Zelf vindt hij dat hij dat tot nu toe niet heeft gedaan, terwijl zijn
schoenen toch in het gemeentemuseum van Den Haag staan. Schoenen waar
je niet op kunt lopen, met een hak van vijftig centimeter bijvoorbeeld
of een neus van die lengte. Die zou ik nog wel eens willen maken. Aan
de studenten gaf hij de tip mee om schetsboeken vol te tekenen met
schoenen, alles wat in je opkomt op papier te zetten of er prototypes
van te maken. Maar ja, hoeveel tips hij ook geeft, er blijft iets
magisch om hem zweven waar we niet bij kunnen. Echt heel erg veel van
schoenen houden.
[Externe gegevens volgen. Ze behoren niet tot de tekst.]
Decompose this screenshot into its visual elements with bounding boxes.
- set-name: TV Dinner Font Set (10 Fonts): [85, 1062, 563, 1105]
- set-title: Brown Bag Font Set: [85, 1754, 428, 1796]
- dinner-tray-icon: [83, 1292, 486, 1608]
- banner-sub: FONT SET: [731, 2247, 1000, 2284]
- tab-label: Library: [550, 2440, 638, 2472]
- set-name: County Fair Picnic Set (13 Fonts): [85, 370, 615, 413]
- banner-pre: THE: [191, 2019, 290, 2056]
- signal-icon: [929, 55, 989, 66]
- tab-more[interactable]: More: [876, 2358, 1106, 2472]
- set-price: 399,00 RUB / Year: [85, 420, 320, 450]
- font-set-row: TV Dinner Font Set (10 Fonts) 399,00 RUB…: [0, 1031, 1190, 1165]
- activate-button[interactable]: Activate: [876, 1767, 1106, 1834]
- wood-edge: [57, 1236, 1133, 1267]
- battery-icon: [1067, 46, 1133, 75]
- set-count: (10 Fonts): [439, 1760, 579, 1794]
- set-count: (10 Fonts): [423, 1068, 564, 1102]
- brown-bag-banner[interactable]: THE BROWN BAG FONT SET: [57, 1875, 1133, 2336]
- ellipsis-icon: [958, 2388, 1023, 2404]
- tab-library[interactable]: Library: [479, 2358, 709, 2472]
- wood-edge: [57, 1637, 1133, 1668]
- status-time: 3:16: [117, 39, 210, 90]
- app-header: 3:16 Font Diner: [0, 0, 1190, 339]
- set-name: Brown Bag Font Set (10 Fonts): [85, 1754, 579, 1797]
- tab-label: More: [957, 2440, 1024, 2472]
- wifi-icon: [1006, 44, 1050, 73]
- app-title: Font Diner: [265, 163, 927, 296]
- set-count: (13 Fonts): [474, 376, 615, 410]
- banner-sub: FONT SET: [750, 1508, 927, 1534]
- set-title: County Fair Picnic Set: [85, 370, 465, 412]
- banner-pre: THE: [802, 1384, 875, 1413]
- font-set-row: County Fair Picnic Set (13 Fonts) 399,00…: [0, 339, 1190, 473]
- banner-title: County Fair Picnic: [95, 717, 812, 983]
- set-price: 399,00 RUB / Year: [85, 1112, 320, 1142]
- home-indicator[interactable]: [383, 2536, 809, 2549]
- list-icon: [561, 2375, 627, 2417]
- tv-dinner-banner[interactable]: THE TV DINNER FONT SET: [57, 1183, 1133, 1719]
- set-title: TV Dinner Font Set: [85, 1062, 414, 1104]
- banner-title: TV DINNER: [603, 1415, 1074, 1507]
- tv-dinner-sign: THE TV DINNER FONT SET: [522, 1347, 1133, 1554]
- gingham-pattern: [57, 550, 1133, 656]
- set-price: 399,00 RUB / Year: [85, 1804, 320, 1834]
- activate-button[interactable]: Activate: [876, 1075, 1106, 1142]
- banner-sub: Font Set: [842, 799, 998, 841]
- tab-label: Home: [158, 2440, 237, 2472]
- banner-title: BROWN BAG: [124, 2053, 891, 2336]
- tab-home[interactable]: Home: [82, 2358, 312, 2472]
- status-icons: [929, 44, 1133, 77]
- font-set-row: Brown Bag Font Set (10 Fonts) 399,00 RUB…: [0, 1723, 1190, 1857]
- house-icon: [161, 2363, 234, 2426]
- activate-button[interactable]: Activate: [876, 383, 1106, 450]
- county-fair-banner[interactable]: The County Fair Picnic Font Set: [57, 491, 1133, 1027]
Ik moet dit doen, want ik kan niks anders, was zijn
bescheiden antwoord.
Jansen bleek onder de indruk van de faciliteiten die de SVGB in huis
heeft. De machines, gereedschappen, materialen en kennis. Dat kan de
SVGB alleen maar ten goede komen. Voeg daar aan toe het
hartverwarmende afscheid en het kan nooit meer stuk tussen Jansen en
de SVGB. Want menigeen vroeg om zijn handtekening en wilde met hem op
de foto. Hij liet het zich stralend welgevallen. Een zeldzaam
vriendelijke man, misschien wel groot geworden door klein te blijven.
En dat, terwijl zijn onuitputtelijke en opzienbarende schoenontwerpen
nooit meer in een woord als klein te vangen zullen zijn.